Une faible trésorerie
    Du fait de l’envolée des cours des matières premières, le prix de l’aliment porcin aurait déjà augmenté de 35 /t, selon Guillaume Roué, président d’Inaporc (interprofession porcine), ce qui entraîne une hausse des coûts de production de 14 cts/kg. L’aliment représente dans ce secteur souvent plus de 60 % du coût de revient. Or les éleveurs de porc se sont endettés, souvent à court terme, suite à la crise de 2007. Et les cours n’ont pas permis de retrouver un équilibre avec la crise financière et la chute de la consommation. « Les 400 à 500 M perdus en 2007 par les entreprises n’ont jamais été récupérés depuis, assure-t-il. Pour preuve, le cheptel français est resté stable alors que normalement il aurait dû augmenter ».
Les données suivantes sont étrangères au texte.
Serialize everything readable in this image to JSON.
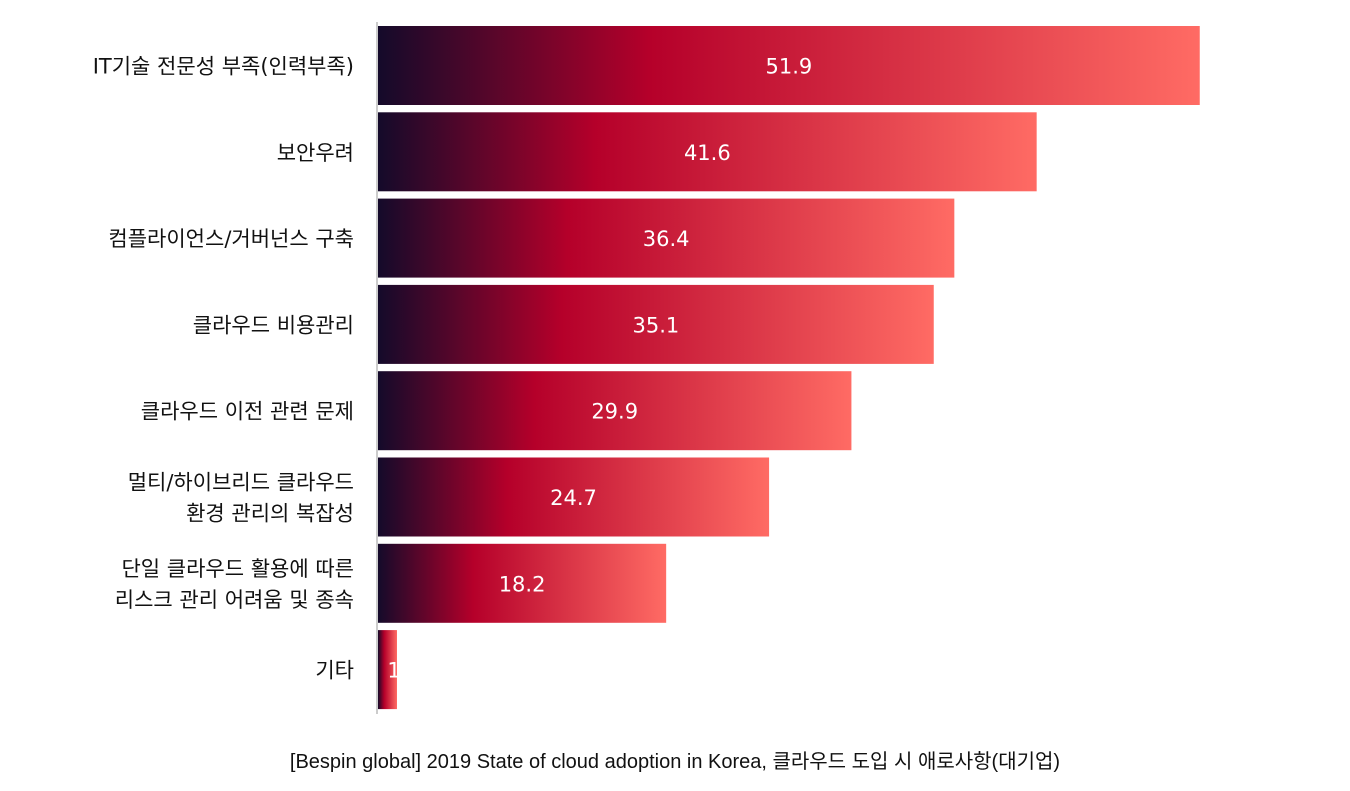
{
  "caption": "[Bespin global]  2019 State of cloud adoption in Korea, 클라우드 도입 시 애로사항(대기업)",
  "colors": {
    "gradient_start": "#140a2a",
    "gradient_mid": "#b5002a",
    "gradient_end": "#ff6b64",
    "label_text": "#111111",
    "value_text": "#ffffff",
    "axis": "#bbbbbb"
  },
  "chart_data": {
    "type": "bar",
    "orientation": "horizontal",
    "categories": [
      [
        "IT기술 전문성 부족(인력부족)"
      ],
      [
        "보안우려"
      ],
      [
        "컴플라이언스/거버넌스 구축"
      ],
      [
        "클라우드 비용관리"
      ],
      [
        "클라우드 이전 관련 문제"
      ],
      [
        "멀티/하이브리드 클라우드",
        "환경 관리의 복잡성"
      ],
      [
        "단일 클라우드 활용에 따른",
        "리스크 관리 어려움 및 종속"
      ],
      [
        "기타"
      ]
    ],
    "values": [
      51.9,
      41.6,
      36.4,
      35.1,
      29.9,
      24.7,
      18.2,
      1.2
    ],
    "data_labels": [
      "51.9",
      "41.6",
      "36.4",
      "35.1",
      "29.9",
      "24.7",
      "18.2",
      "1"
    ],
    "xlim": [
      0,
      60
    ],
    "title": "",
    "xlabel": "",
    "ylabel": "",
    "grid": false,
    "legend": "none"
  }
}
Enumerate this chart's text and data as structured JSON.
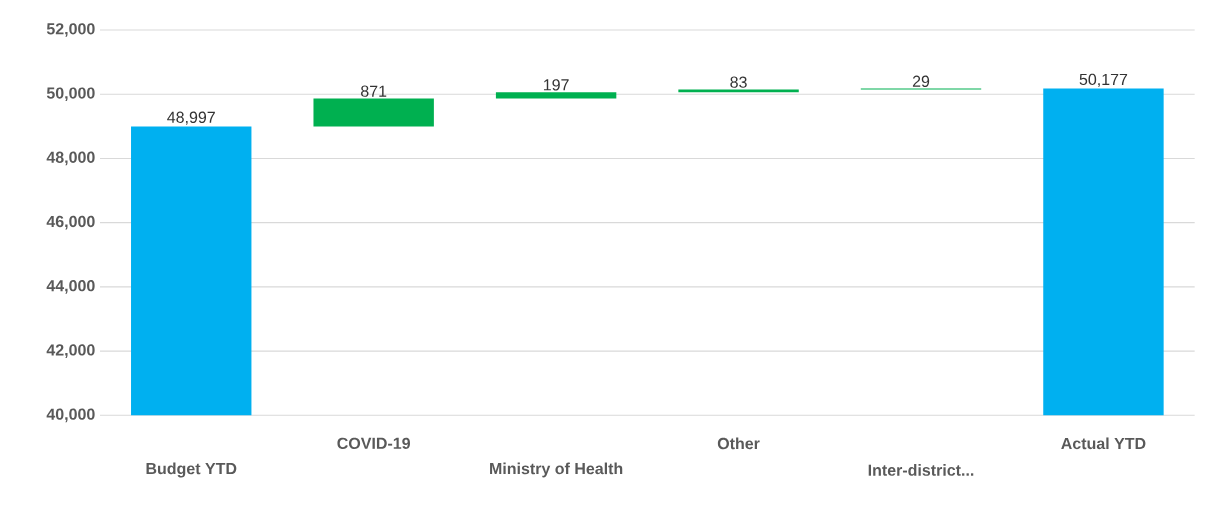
{
  "chart_data": {
    "type": "bar",
    "categories": [
      "Budget YTD",
      "COVID-19",
      "Ministry of Health",
      "Other",
      "Inter-district...",
      "Actual YTD"
    ],
    "values": [
      48997,
      871,
      197,
      83,
      29,
      50177
    ],
    "base": [
      null,
      48997,
      49868,
      50065,
      50148,
      null
    ],
    "colors": [
      "#00b0f0",
      "#00b050",
      "#00b050",
      "#00b050",
      "#00b050",
      "#00b0f0"
    ],
    "ylim": [
      40000,
      52000
    ],
    "yticks": [
      {
        "value": 40000,
        "label": "40,000"
      },
      {
        "value": 42000,
        "label": "42,000"
      },
      {
        "value": 44000,
        "label": "44,000"
      },
      {
        "value": 46000,
        "label": "46,000"
      },
      {
        "value": 48000,
        "label": "48,000"
      },
      {
        "value": 50000,
        "label": "50,000"
      },
      {
        "value": 52000,
        "label": "52,000"
      }
    ],
    "grid": "y",
    "value_labels": [
      "48,997",
      "871",
      "197",
      "83",
      "29",
      "50,177"
    ]
  }
}
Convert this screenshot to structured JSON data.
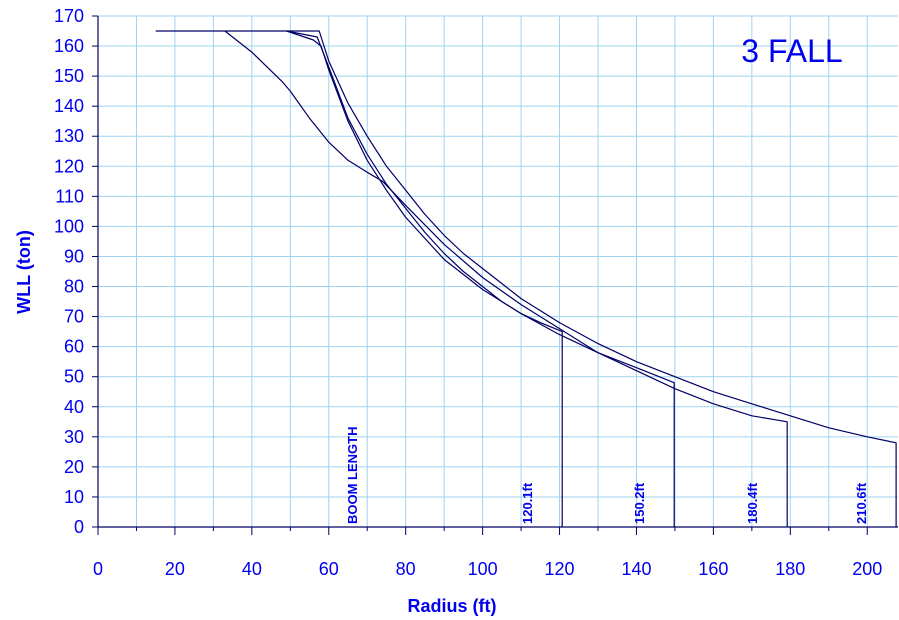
{
  "chart_data": {
    "type": "line",
    "title": "",
    "xlabel": "Radius (ft)",
    "ylabel": "WLL (ton)",
    "xlim": [
      0,
      208
    ],
    "ylim": [
      0,
      170
    ],
    "x_ticks": [
      0,
      20,
      40,
      60,
      80,
      100,
      120,
      140,
      160,
      180,
      200
    ],
    "y_ticks": [
      0,
      10,
      20,
      30,
      40,
      50,
      60,
      70,
      80,
      90,
      100,
      110,
      120,
      130,
      140,
      150,
      160,
      170
    ],
    "grid": true,
    "fall_label": "3 FALL",
    "boom_length_label": "BOOM  LENGTH",
    "series": [
      {
        "label": "120.1ft",
        "x": [
          49,
          57,
          60,
          65,
          70,
          75,
          80,
          85,
          90,
          95,
          100,
          105,
          110,
          115,
          120.7,
          120.7
        ],
        "y": [
          165,
          163,
          153,
          136,
          124,
          114,
          106,
          98,
          91,
          85,
          80,
          75,
          71,
          68,
          65,
          0
        ]
      },
      {
        "label": "150.2ft",
        "x": [
          49,
          56,
          58,
          60,
          65,
          70,
          75,
          80,
          90,
          100,
          110,
          120,
          130,
          140,
          149.8,
          149.8
        ],
        "y": [
          165,
          162,
          160,
          152,
          135,
          122,
          112,
          103,
          89,
          79,
          71,
          64,
          58,
          53,
          48,
          0
        ]
      },
      {
        "label": "180.4ft",
        "x": [
          33,
          40,
          48,
          50,
          55,
          60,
          65,
          70,
          74,
          80,
          90,
          100,
          110,
          120,
          130,
          140,
          150,
          160,
          170,
          179.2,
          179.2
        ],
        "y": [
          165,
          158,
          148,
          145,
          136,
          128,
          122,
          118,
          115,
          107,
          94,
          83,
          74,
          66,
          58,
          52,
          46,
          41,
          37,
          35,
          0
        ]
      },
      {
        "label": "210.6ft",
        "x": [
          15,
          20,
          30,
          40,
          50,
          57.5,
          60,
          65,
          70,
          75,
          80,
          85,
          90,
          95,
          100,
          105,
          110,
          115,
          120,
          130,
          140,
          150,
          160,
          170,
          180,
          190,
          200,
          207.5,
          207.5
        ],
        "y": [
          165,
          165,
          165,
          165,
          165,
          165,
          155,
          141,
          130,
          120,
          112,
          104,
          97,
          91,
          86,
          81,
          76,
          72,
          68,
          61,
          55,
          50,
          45,
          41,
          37,
          33,
          30,
          28,
          0
        ]
      }
    ]
  }
}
    Depuis le début de l’année, le prix du kilo de porc payé au producteur est en moyenne de 1,28 , un niveau à peu près équivalent au prix de revient. «  Cela signifie quand même que 50 % des éleveurs perdent de l’argent », souligne Guillaume Roué. Et « cet hiver, le prix du porc va naturellement redescendre de 10 %, il va donc atteindre 1 euro à peine comme l’année dernière, s’inquiète le président du Comité régional porcin (CRP) de Bretagne, Fortuné le Calvé. Ce n’est pas tenable, d’autant que l’hiver dernier le prix de l’aliment était de 180 €/t alors que cet hiver il sera de 230 /t ».  Les éleveurs de bovins allaitants subissent  quant à eux « une crise continue depuis 2007 » avec un « revenu inférieur de 40 % à la moyenne nationale agricole », selon la FNB. Avec la sécheresse, pas ou peu de fourrages ont été ramassés. Obligation donc pour cet hiver d’acheter de la paille dont les prix se tendent (+/-100 /t en rendu) et des concentrés. Or les éleveurs laitiers se sont, pour beaucoup, endettés en 2008 à la suite d’une euphorie des cours du lait.

Faire appel à la filière
    Le président d’Inaporc, Guillaume Roué, appelait ainsi l’ensemble des maillons de la filière à « participer à un plan de sauvetage de la production porcine », lors d’une rencontre avec la presse le 18 août. Il proposera lors du conseil d’administration de l’interprofession, le 8 septembre, à la distribution et à la salaisonnerie de s’engager à privilégier la viande d’origine française et demandera aux acheteurs d’accepter une hausse de 15 cts/kg de viande répercutée aux consommateurs. « Les éleveurs ne pourront pas survivre à une nouvelle crise comme celle de 2007, estime Guillaume Roué. Je crains que l’on entre dans un conflit à la rentrée, c’est ce que je veux éviter », précise-t-il. La FNB tire elle aussi la sonnette d’alarme et demande à la filière une hausse des prix à la production de 20 %. Elle s’en remet aussi aux pouvoirs publics pour un plan financier de soutien et le respect des normes et contrôles européens pour les viandes venues de pays tiers. Le ministère y travaille (cf. "B. Le Maire dévoilera son plan de soutien à l’élevage au Space"). Même stratégie pour les éleveurs de volaille, dans une filière très intégrée. Comme les aliments de leurs animaux contiennent 60 à 80 % de céréales, avec une faible possibilité de reformulation avec d’autres matières premières, ils subiront de plein fouet la hausse des cours des céréales. Toute l’interprofession, selon l’Association de promotion de la volaille française (APVF), s’organisera donc pour en limiter l’impact et préserver le marché des importations.